Пнин сам словно вырастал и поднимался после разговоров с Радищевым. Искренняя и горячая боль за Россию нынешнюю и страстная любовь к России будущей, которой принадлежали мысли Радищева, его кровь, труд, счастье, радость всей жизни, зажигали Пнина горячим пламенем борца.
Законодательная комиссия рассматривала очередное дело, не решённое в Сенате и переданное сюда для окончательного заключения. Прежде чем вынести дело в открытое заседание, все ознакомились с его содержанием, пришли к единодушному мнению, но Радищев заявил своё «особое мнение», выраженное письменно в дерзкой и вызывающей форме.
Председатель комиссии, которому всерьёз стали претить «особые мнения» её отдельных членов, и в частности Радищева, отрицательно настроенный к нему, был возмущён его настойчивостью и требовательностью. Терпение графа истощилось. Ему и без того надоели заседания, казавшиеся излишними; леность Завадовского и любовь его к вину и праздности были давно известны при дворе. О них открыто высказывался в кругу молодых друзей император, недовольный работой комиссии. Лишь накануне председатель комиссии получил официальный запрос государя о причинах медленной законодательной деятельности.
И граф вынужден был спешно дать ответ государю, объяснив ему, что комиссия продолжает заниматься выписками и сличениями пространных материалов, нужных для разработки законов, и что эта «огромная машина по натуре своей идёт тихо и медленно».
Он, искушённый в канцелярских делах сановник, оказавшийся неспособным к проявлению творческого духа в деятельности комиссии, с завистью, как соперник, относившийся к кипучему труду Радищева, писал:
«Наша материя законов у нас в кодексе и рассеяна по указам свыше десяти тысяч, которых и найщастливейшей памяти человек припамятовать не может; а в деле о составлении законов не столько нужна деятельность, как неутомимое размышление».
Но граф кривил душой.

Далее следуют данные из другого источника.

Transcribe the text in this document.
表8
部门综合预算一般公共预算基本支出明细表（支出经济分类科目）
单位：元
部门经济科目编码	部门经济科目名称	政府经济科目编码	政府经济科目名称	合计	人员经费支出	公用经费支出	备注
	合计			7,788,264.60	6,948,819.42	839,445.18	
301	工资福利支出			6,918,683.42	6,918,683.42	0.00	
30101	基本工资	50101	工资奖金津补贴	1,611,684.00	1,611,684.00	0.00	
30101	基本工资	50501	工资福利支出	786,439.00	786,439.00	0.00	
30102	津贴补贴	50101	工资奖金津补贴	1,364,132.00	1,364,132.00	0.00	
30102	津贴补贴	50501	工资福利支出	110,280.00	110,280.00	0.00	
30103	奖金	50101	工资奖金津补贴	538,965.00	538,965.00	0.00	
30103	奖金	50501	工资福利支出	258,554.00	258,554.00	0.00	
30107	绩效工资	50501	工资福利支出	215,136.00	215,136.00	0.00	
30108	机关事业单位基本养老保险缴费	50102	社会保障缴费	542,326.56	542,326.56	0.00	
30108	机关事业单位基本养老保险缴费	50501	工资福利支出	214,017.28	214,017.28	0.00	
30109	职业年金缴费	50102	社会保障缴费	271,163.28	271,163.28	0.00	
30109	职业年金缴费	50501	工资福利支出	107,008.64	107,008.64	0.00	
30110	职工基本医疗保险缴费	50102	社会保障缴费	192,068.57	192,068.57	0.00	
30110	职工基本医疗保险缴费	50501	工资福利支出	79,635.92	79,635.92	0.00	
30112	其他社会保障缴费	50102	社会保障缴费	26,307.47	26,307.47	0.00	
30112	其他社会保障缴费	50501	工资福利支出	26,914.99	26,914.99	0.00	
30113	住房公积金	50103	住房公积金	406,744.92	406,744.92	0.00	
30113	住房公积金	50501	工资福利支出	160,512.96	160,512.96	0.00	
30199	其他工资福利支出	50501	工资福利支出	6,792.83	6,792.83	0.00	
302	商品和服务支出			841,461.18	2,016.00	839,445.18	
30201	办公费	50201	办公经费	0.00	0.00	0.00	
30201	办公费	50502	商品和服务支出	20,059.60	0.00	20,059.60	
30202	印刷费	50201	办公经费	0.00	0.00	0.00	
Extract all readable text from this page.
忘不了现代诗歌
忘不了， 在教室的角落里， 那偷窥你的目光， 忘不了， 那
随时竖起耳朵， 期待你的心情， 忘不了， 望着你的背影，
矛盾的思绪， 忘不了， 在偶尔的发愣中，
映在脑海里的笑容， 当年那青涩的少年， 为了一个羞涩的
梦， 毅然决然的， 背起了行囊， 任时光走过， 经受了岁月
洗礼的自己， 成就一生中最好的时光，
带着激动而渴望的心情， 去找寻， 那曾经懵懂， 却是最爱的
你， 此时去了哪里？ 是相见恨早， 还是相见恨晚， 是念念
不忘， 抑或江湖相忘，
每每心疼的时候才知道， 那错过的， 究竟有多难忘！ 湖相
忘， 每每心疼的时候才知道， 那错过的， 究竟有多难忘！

Он знал, что и сам государь, запрашивающий о работе законодательной комиссии, едва ли верил в её возможный успех, ибо знал — и создана-то она, комиссия, не столько для успешной разработки законоположений, сколько для провозглашения государевых громких фраз и широких обещаний. Действительные желания и намерения, которые хотел видеть претворёнными Александр I, осуществлялись им не в законодательной комиссии, а в негласном комитете, где императора окружали его молодые друзья. И Завадовский ненавидел этот кружок молодых друзей императора, как ненавидел и Радищева, искренне занятого предметом, им овладевшим, и стремившегося действительно к новым преобразованиям и государственному переустройству родного отечества.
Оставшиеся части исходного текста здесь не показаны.